More than a third (39%) of firms experienced a year-on-year increase in fraud during 2020, according to BDO UK’s Fraud Track Survey, while three quarters (76%) of business owners and directors believe their company is more exposed to fraud since the emergence of COVID-19. Where does the risk lie, and what can your business do to mitigate it?
Businesses up and down the country have experienced unprecedented disruption due to the global coronavirus pandemic and associated lockdowns.
Retail and leisure sector businesses’ operations have been derailed by social distancing measures; heavy industrials and energy companies have faced falling demand and oversupply; and financial groups have been struck by plummeting interest rates, to name some of the worst affected.
But compounding all of this, the effects of COVID-19 have presented a perfect storm for corporate fraud, which poses a further (but less conspicuous) threat to business resilience.
Threat to cyber security
In particular, cyber-criminals have developed increasingly sophisticated tactics at an alarming rate, and the mass digitisation of the workplace has outpaced many firms’ ability to secure themselves against exploitation.
BDO UK’s Fraud Track Survey, which monitored fraud trends at 500 mid-sized UK firms throughout 2020, found that more than a third (39%) of firms experienced an increase in fraud in the last year, with a quarter (26%) having suffered security breaches through cyber-attacks since the onset of the first nationwide lockdown in March 2020.

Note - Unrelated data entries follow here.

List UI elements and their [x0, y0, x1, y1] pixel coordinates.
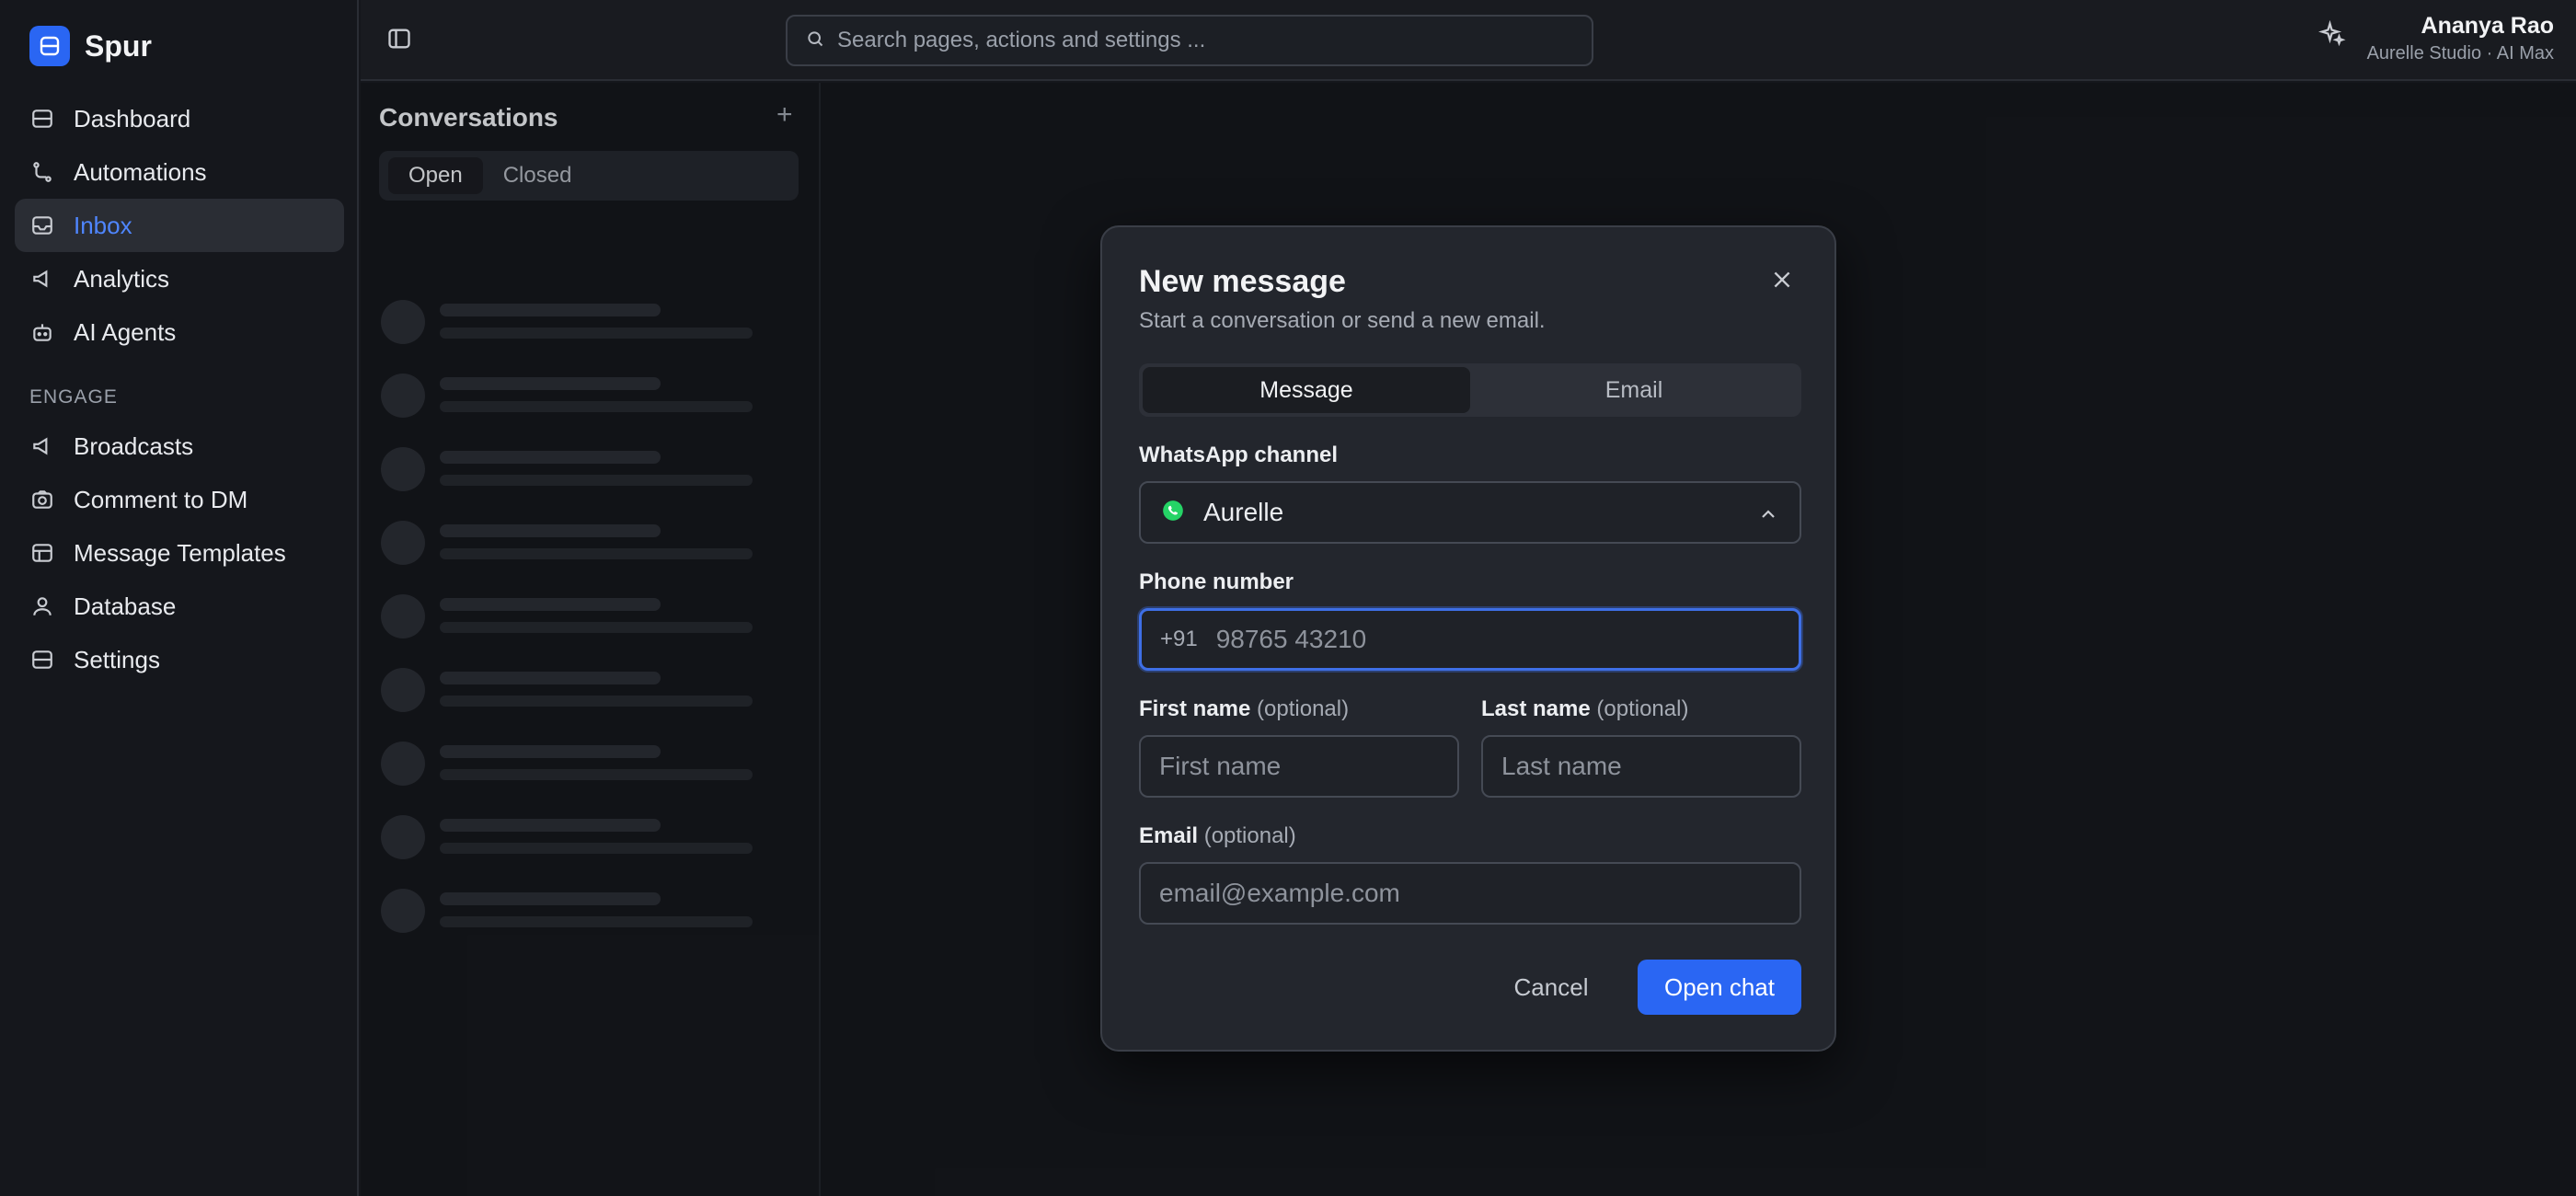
- search-icon: [806, 29, 824, 52]
- first-name-input[interactable]: [1159, 752, 1457, 781]
- user-menu[interactable]: Ananya Rao Aurelle Studio · AI Max: [2367, 13, 2554, 64]
- channel-label: WhatsApp channel: [1139, 443, 1339, 467]
- last-name-label: Last name (optional): [1481, 696, 1688, 722]
- sidebar-item-label: Message Templates: [74, 538, 286, 567]
- automations-icon: [29, 159, 55, 185]
- nav-section-engage: ENGAGE: [29, 386, 118, 408]
- sidebar-item-label: AI Agents: [74, 317, 177, 346]
- sidebar-item-label: Comment to DM: [74, 485, 248, 513]
- sidebar-item-comment-to-dm[interactable]: Comment to DM: [15, 473, 344, 526]
- last-name-field[interactable]: [1481, 735, 1801, 798]
- engage-nav: Broadcasts Comment to DM Message Templat…: [15, 420, 344, 686]
- new-message-dialog: New message Start a conversation or send…: [1100, 225, 1836, 1052]
- brand[interactable]: Spur: [29, 26, 152, 66]
- email-input[interactable]: [1159, 879, 1800, 908]
- bot-icon: [29, 319, 55, 345]
- search-bar[interactable]: [786, 15, 1593, 66]
- cancel-button[interactable]: Cancel: [1496, 960, 1606, 1015]
- channel-value: Aurelle: [1203, 498, 1284, 526]
- sidebar-item-message-templates[interactable]: Message Templates: [15, 526, 344, 580]
- dashboard-icon: [29, 106, 55, 132]
- template-icon: [29, 540, 55, 566]
- phone-input[interactable]: [1215, 625, 1768, 654]
- megaphone-icon: [29, 266, 55, 292]
- main-nav: Dashboard Automations Inbox Analytics AI…: [15, 92, 344, 359]
- app-root: Spur Dashboard Automations Inbox Analyti…: [0, 0, 2576, 1196]
- first-name-label-text: First name: [1139, 696, 1251, 721]
- close-icon[interactable]: [1770, 268, 1798, 295]
- sidebar-item-database[interactable]: Database: [15, 580, 344, 633]
- email-label: Email (optional): [1139, 823, 1296, 849]
- phone-label: Phone number: [1139, 569, 1294, 594]
- settings-icon: [29, 647, 55, 673]
- dialog-title: New message: [1139, 264, 1346, 299]
- first-name-label: First name (optional): [1139, 696, 1349, 722]
- sidebar-item-settings[interactable]: Settings: [15, 633, 344, 686]
- whatsapp-icon: [1161, 499, 1185, 527]
- sidebar-item-label: Database: [74, 592, 177, 620]
- sidebar-item-dashboard[interactable]: Dashboard: [15, 92, 344, 145]
- sidebar: Spur Dashboard Automations Inbox Analyti…: [0, 0, 359, 1196]
- tab-email[interactable]: Email: [1470, 367, 1798, 413]
- topbar: Ananya Rao Aurelle Studio · AI Max: [361, 0, 2576, 81]
- sidebar-item-label: Dashboard: [74, 104, 191, 132]
- spur-logo-icon: [29, 26, 70, 66]
- sidebar-item-inbox[interactable]: Inbox: [15, 199, 344, 252]
- whatsapp-channel-select[interactable]: Aurelle: [1139, 481, 1801, 544]
- sidebar-item-label: Analytics: [74, 264, 170, 293]
- brand-name: Spur: [85, 29, 152, 63]
- megaphone-icon: [29, 433, 55, 459]
- sidebar-toggle-icon[interactable]: [383, 22, 416, 55]
- optional-hint: (optional): [1257, 696, 1350, 721]
- dialog-subtitle: Start a conversation or send a new email…: [1139, 308, 1546, 333]
- sidebar-item-analytics[interactable]: Analytics: [15, 252, 344, 305]
- last-name-input[interactable]: [1501, 752, 1800, 781]
- search-input[interactable]: [837, 28, 1555, 53]
- open-chat-button[interactable]: Open chat: [1638, 960, 1801, 1015]
- camera-icon: [29, 487, 55, 512]
- tab-message[interactable]: Message: [1143, 367, 1470, 413]
- sidebar-item-broadcasts[interactable]: Broadcasts: [15, 420, 344, 473]
- sparkle-icon[interactable]: [2317, 19, 2350, 52]
- message-type-tabs: Message Email: [1139, 363, 1801, 417]
- sidebar-item-label: Automations: [74, 157, 207, 186]
- optional-hint: (optional): [1596, 696, 1689, 721]
- chevron-up-icon: [1757, 503, 1779, 525]
- last-name-label-text: Last name: [1481, 696, 1591, 721]
- optional-hint: (optional): [1203, 823, 1296, 848]
- email-field[interactable]: [1139, 862, 1801, 925]
- sidebar-item-label: Settings: [74, 645, 160, 673]
- sidebar-item-ai-agents[interactable]: AI Agents: [15, 305, 344, 359]
- inbox-icon: [29, 213, 55, 238]
- phone-field[interactable]: +91: [1139, 608, 1801, 671]
- user-name: Ananya Rao: [2421, 13, 2554, 39]
- sidebar-item-label: Inbox: [74, 211, 132, 239]
- country-code[interactable]: +91: [1160, 627, 1198, 652]
- email-label-text: Email: [1139, 823, 1199, 848]
- first-name-field[interactable]: [1139, 735, 1459, 798]
- user-icon: [29, 593, 55, 619]
- user-workspace: Aurelle Studio · AI Max: [2366, 43, 2554, 63]
- sidebar-item-automations[interactable]: Automations: [15, 145, 344, 199]
- sidebar-item-label: Broadcasts: [74, 431, 194, 460]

In total, six in ten (60%) businesses said they had experienced fraud in 2020, with an average loss totalling £245,000. Unsurprisingly, three quarters (76%) of business owners and directors think their company is more exposed to fraud since the emergence of COVID-19 – with one in five (22%) saying their exposure has “significantly” increased.
One of the main drivers of fraud risk is home working, which has opened a gateway to new opportunities for data theft – including impersonation, or ‘spear phishing’, and sophisticated ‘whaling’ frauds aimed at senior executives. It has also added complexity to the process of identifying and defending against cyber-attacks: pre-pandemic, security was predominantly perimeter-based with firewalls separating the “outside” from the “inside”, but cloud services and remote working have blurred these lines.

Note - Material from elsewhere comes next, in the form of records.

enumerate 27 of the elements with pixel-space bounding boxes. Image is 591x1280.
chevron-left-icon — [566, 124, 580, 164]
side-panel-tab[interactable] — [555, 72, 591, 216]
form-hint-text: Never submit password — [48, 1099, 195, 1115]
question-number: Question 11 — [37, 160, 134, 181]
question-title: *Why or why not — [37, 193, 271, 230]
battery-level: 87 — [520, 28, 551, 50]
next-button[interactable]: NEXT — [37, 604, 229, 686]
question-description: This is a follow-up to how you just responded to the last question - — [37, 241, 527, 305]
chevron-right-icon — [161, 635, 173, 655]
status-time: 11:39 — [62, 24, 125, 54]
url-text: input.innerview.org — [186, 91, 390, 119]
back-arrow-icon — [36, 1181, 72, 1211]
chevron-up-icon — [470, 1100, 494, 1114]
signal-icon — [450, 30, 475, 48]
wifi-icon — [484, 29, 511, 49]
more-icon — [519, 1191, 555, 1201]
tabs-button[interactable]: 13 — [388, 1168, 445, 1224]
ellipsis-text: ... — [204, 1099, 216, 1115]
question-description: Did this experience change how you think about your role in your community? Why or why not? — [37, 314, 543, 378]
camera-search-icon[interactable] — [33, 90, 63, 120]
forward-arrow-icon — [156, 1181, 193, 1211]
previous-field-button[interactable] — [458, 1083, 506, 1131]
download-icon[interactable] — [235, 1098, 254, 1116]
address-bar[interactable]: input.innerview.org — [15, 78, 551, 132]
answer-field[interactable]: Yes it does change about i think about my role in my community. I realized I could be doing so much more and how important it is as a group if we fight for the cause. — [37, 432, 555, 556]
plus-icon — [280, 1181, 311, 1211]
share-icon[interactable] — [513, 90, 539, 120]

Are you operating your business without a fraud response plan?
Despite the rising number of frauds committed against mid-sized firms in 2020, the survey unearthed some concerning findings. For instance, more than half (62%) of businesses failed to implement fraud awareness training programmes for their employees over the last year, while a quarter (26%) still don’t have a fraud response plan in place.
Looking forward, the majority (66%) of company owners and directors are concerned about their business being targeted by fraudsters over the next 12 months – with 24% stating they are “very concerned”. However, 61% said resource constraints as a result of COVID-19 disruption will limit their investment in fraud detection and prevention tools over the coming year.
The way business owners and directors act now will be critical in defining to what extent the pandemic facilitates a drain of IP and competitiveness. Fraud can never be eliminated, but should be treated like any other unavoidable risk and managed responsibly. Combatting the digital crime wave requires investment to support business resilience.